NZ Super Fund increased its timber weighting to 6 percent over the last 12 months, compared with 5.6 percent the previous year, and also raised its exposure to rural farmland slightly from 0.9 percent of its portfolio to 1 percent. Its assets totaled NZ$39.37 billion ($26 billion; €22.4 billion) as at June 30.
In a performance update, NZ Super Fund chief executive Matt Whineray highlighted three factors as contributing to the strong returns: timber investments, primarily its 42 percent stake in Kaingaroa Timberlands; strategic tilting, in which the fund’s exposure to different asset classes is adjusted over time; and an internally managed credit mandate.
Kaingoroa Timberlands owns the Kaingoroa forest on New Zealand’s North Island and consists of crown forest licences, forestry rights and a small amount of freehold title.
KT is a partnership between NZ Super Fund, Canada’s Public Sector Pension Investment Board (which holds a 55.5 percent stake), and Kakano Investments (2.2 percent), a collective of six iwi that are also the owners the majority of the land KT is planted on. Iwi is the term for a Maori tribe or nation.
“These active investments (as with all of our active investment strategies) are designed to play out beyond annual cycles and are carefully chosen to take advantage of the fund’s endowments as an investor – our long-term horizon, known liquidity profile, sovereign status and operational independence,” Whineray said.

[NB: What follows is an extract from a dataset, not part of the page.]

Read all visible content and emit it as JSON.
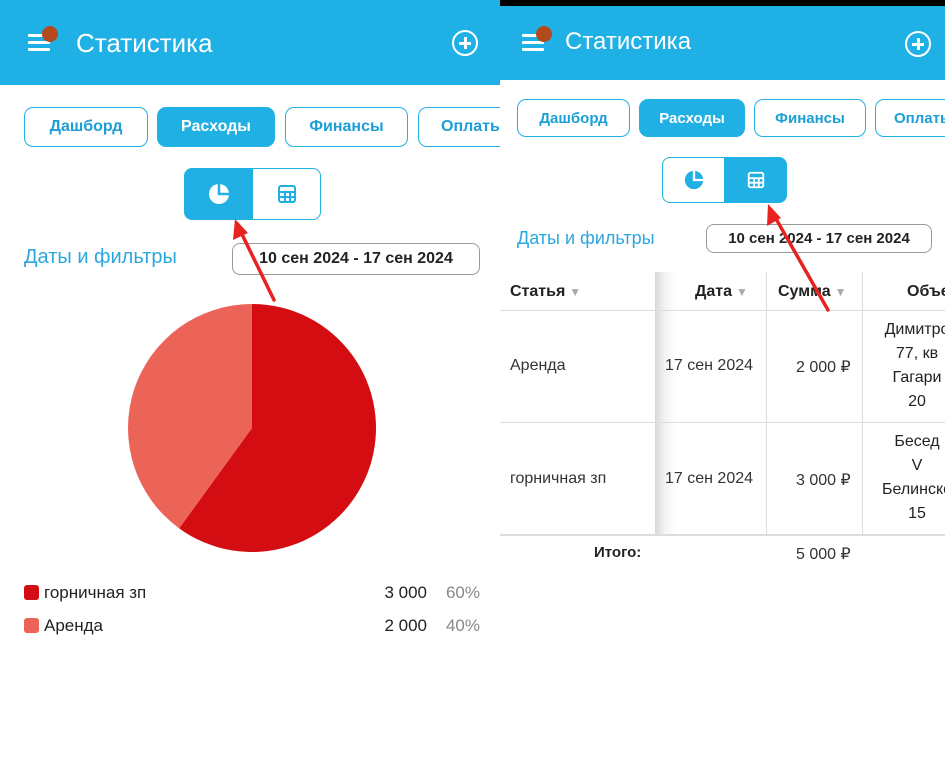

“Tilting, timber and our internal credit mandate have consistently added value to the fund over a number of years: pleasingly, the strong performances in 2017-18 are not one-offs.”
According to its most recent annual report from October 2017, NZ Super Fund also invests in two funds, Global Timber Investors 8 and 9, managed by Global Forest Partners. These funds grant it exposure to timberland in Australia, Brazil, Cambodia, Chile, Guatemala and Uruguay.
In addition, it partnered with GFP to purchase a share of Eucalyptus plantation assets in Western Australia and holds a small interest in a forest estate in the US owned by Hancock Timber Investment Group.
Its investment in rural farmland includes ownership of 22 dairy farms across New Zealand as well as other farm properties.
NZ Super Fund generated returns of 12.43 percent over the 12 months to June 2018, beating its passive reference portfolio market benchmark by 2.02 percent (worth approximately NZ$700 million). It also exceeded the average return on treasury bills, its other benchmark, by 10.71 percent (worth NZ$3.7 billion).
The fund’s actual return since inception in September 2003 has been 10.37 percent per year, compared with 8.88 percent in the reference portfolio and 4.06 percent from treasury bills.
New Zealand’s government contributed NZ$500 million to the fund in FY18 in a resumption of contributions after an eight-year suspension.
NZ Super had not responded to a request for further comment on the performance of Kaingoroa Timberlands and its agribusiness equity investments at the time of publication. Its annual report for 2018 will be tabled to New Zealand’s Parliament in October.